Estimates of UTI prevalence are highly variable depending upon the population. Approximately 1% of boys and 3% of girls are diagnosed with UTI before puberty.1 Among young children presenting to EDs with fever and no obvious source of infection, between 3% and 8% have UTI.2,3 Younger age, non-black race/ethnicity, female sex, and uncircumcised male are some of the baseline characteristics that increase the risk of UTI (Table 126-1).2–4 For example, male and female infants <3 months of age have a higher prevalence of UTI than older infants and toddlers.3 It is unclear why black children have a lower risk of UTI, but this has been consistently noted in studies of UTI prevalence.5

Table 126-1 Factors That Affect Prevalence of Urinary Tract Infection

Young children with UTI usually have upper tract involvement and fever, and older children tend to develop isolated cystitis without systemic involvement. Determining the baseline prevalence of UTI based on demographic and historical information allows for more informed decisions about subsequent diagnostic testing and treatment.

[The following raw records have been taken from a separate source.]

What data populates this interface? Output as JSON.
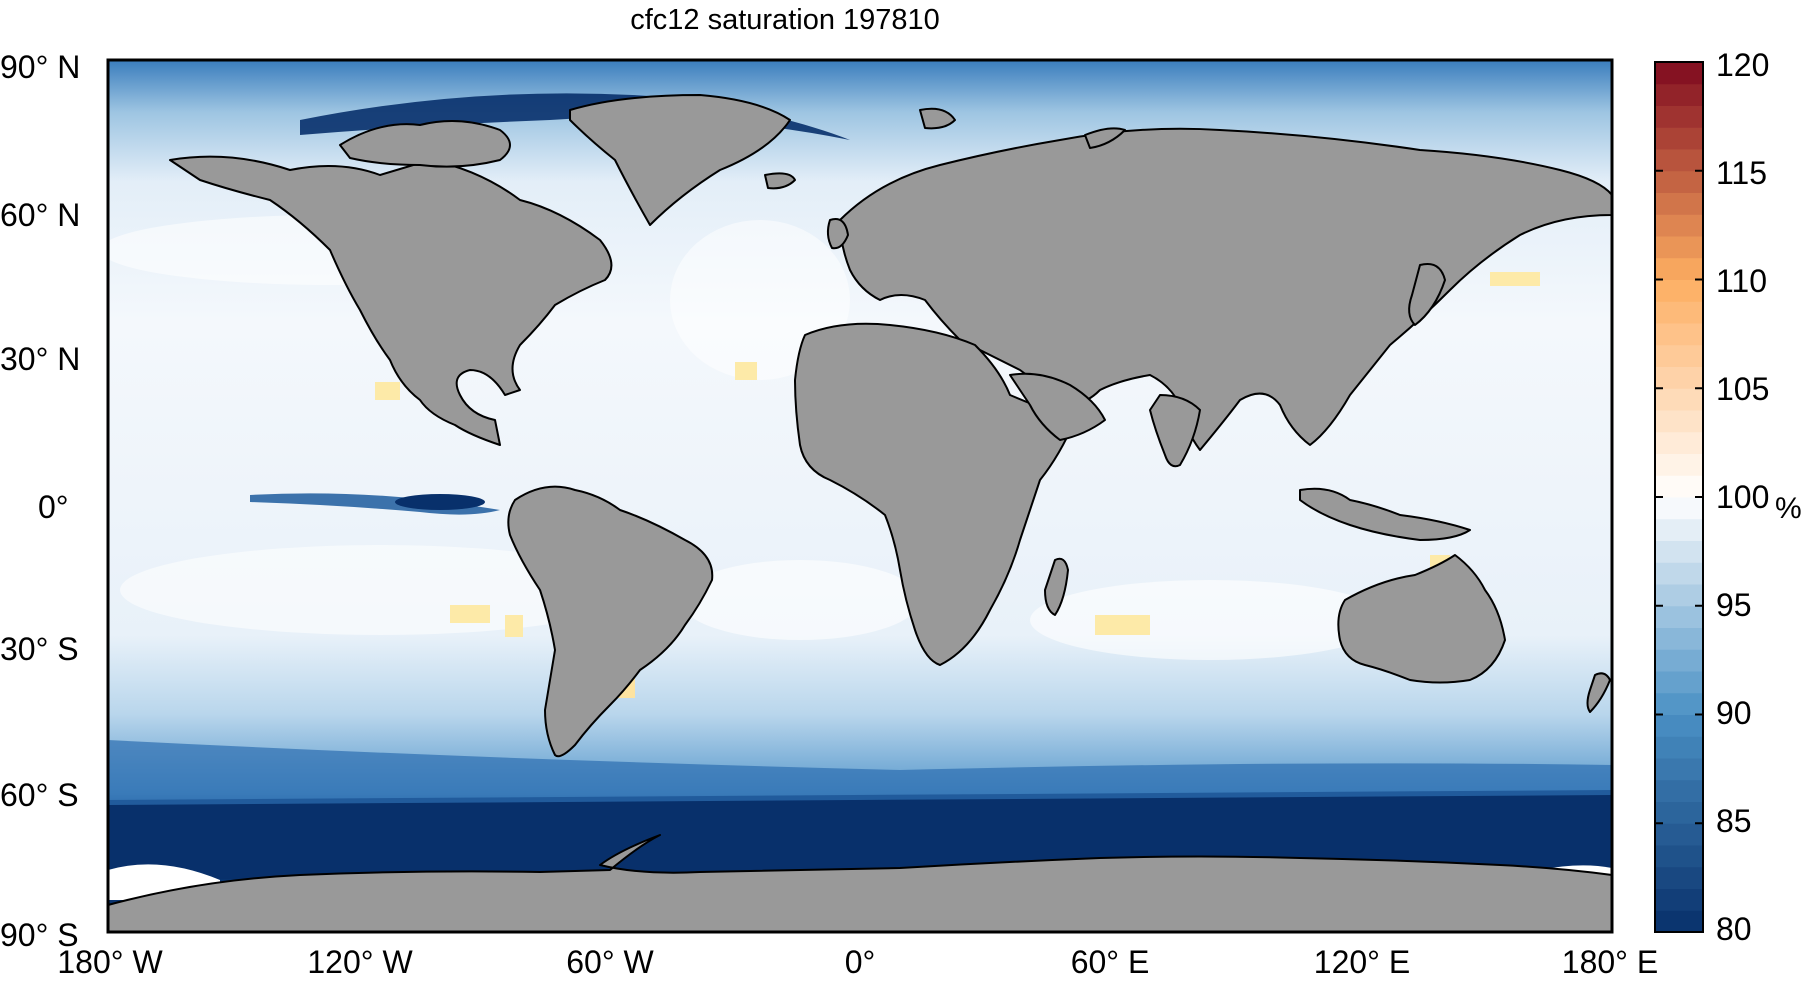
{
  "title": "cfc12 saturation 197810",
  "lat_labels": [
    "90° N",
    "60° N",
    "30° N",
    "0°",
    "30° S",
    "60° S",
    "90° S"
  ],
  "lon_labels": [
    "180° W",
    "120° W",
    "60° W",
    "0°",
    "60° E",
    "120° E",
    "180° E"
  ],
  "colorbar": {
    "ticks": [
      "120",
      "115",
      "110",
      "105",
      "100",
      "95",
      "90",
      "85",
      "80"
    ],
    "unit": "%",
    "range": [
      80,
      120
    ],
    "colors": {
      "low": "#08306b",
      "mid_low": "#4a90c4",
      "neutral": "#ffffff",
      "mid_high": "#fdae61",
      "high": "#7f0a1f"
    }
  },
  "map": {
    "land_color": "#999999",
    "ocean_typical_color": "#dce9f5"
  }
}
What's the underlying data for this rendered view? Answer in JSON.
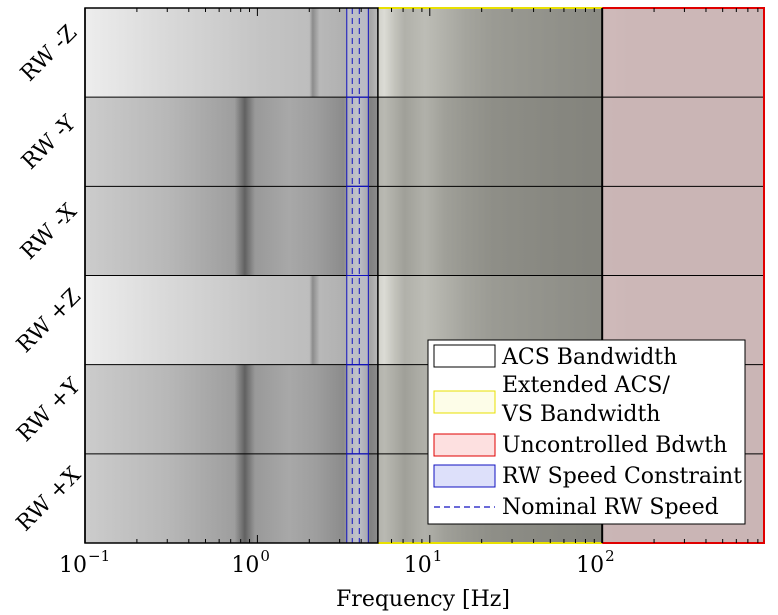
{
  "chart_data": {
    "type": "heatmap",
    "x_scale": "log",
    "xlim": [
      0.1,
      880
    ],
    "xlabel": "Frequency [Hz]",
    "x_ticks": [
      {
        "value": 0.1,
        "base": "10",
        "exp": "−1"
      },
      {
        "value": 1,
        "base": "10",
        "exp": "0"
      },
      {
        "value": 10,
        "base": "10",
        "exp": "1"
      },
      {
        "value": 100,
        "base": "10",
        "exp": "2"
      }
    ],
    "rows": [
      {
        "label": "RW -Z",
        "profile": "bright"
      },
      {
        "label": "RW -Y",
        "profile": "dark"
      },
      {
        "label": "RW -X",
        "profile": "dark"
      },
      {
        "label": "RW +Z",
        "profile": "bright"
      },
      {
        "label": "RW +Y",
        "profile": "dark"
      },
      {
        "label": "RW +X",
        "profile": "dark"
      }
    ],
    "bands": [
      {
        "name": "ACS Bandwidth",
        "from": 0.1,
        "to": 5.0,
        "edge": "#000000"
      },
      {
        "name": "Extended ACS/ VS Bandwidth",
        "from": 5.0,
        "to": 100,
        "edge": "#e8e000"
      },
      {
        "name": "Uncontrolled Bdwth",
        "from": 100,
        "to": 880,
        "edge": "#e00000"
      }
    ],
    "rw_speed_constraint": {
      "from": 3.3,
      "to": 4.4
    },
    "nominal_rw_speed_lines": [
      3.55,
      3.9
    ],
    "legend": {
      "position": "bottom-right",
      "entries": [
        {
          "label": "ACS Bandwidth",
          "swatch": "acs"
        },
        {
          "label_lines": [
            "Extended ACS/",
            "VS Bandwidth"
          ],
          "swatch": "ext"
        },
        {
          "label": "Uncontrolled Bdwth",
          "swatch": "unc"
        },
        {
          "label": "RW Speed Constraint",
          "swatch": "rw"
        },
        {
          "label": "Nominal RW Speed",
          "swatch": "nom"
        }
      ]
    }
  },
  "colors": {
    "acs_edge": "#000000",
    "ext_edge": "#e8e000",
    "ext_fill": "#fdfde8",
    "unc_edge": "#e00000",
    "unc_fill": "#fde0e0",
    "rw_edge": "#1010c0",
    "rw_fill": "#dde0fa"
  }
}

UTI is most commonly caused by bacteria, although viruses and other infectious agents can also be urinary pathogens. The vast majority of UTIs in all age groups occur when perineal-fecal bacteria ascend the urethra and enter the bladder. Escherichia coli is the most common cause of UTI in children, and this is likely due to its ubiquitous presence in stool combined with bacterial virulence factors that improve adhesion and ascent of the urethra.1 Mechanical defenses in humans, such as normal urinary outflow, clear most bacteria that are introduced into the bladder. Anatomic abnormalities can make bacterial proliferation or persistence in the bladder more likely. There are occasionally patients, usually preschool or school-aged females, who have recurrent UTI without a clear anatomic abnormality. Some of these patients likely have abnormal bladder function due to constipation, whereas others will not have any identifiable risk factors. Rare causes of UTI in children include indwelling urinary catheters or UTI from embolism or secondary to infection of other body areas.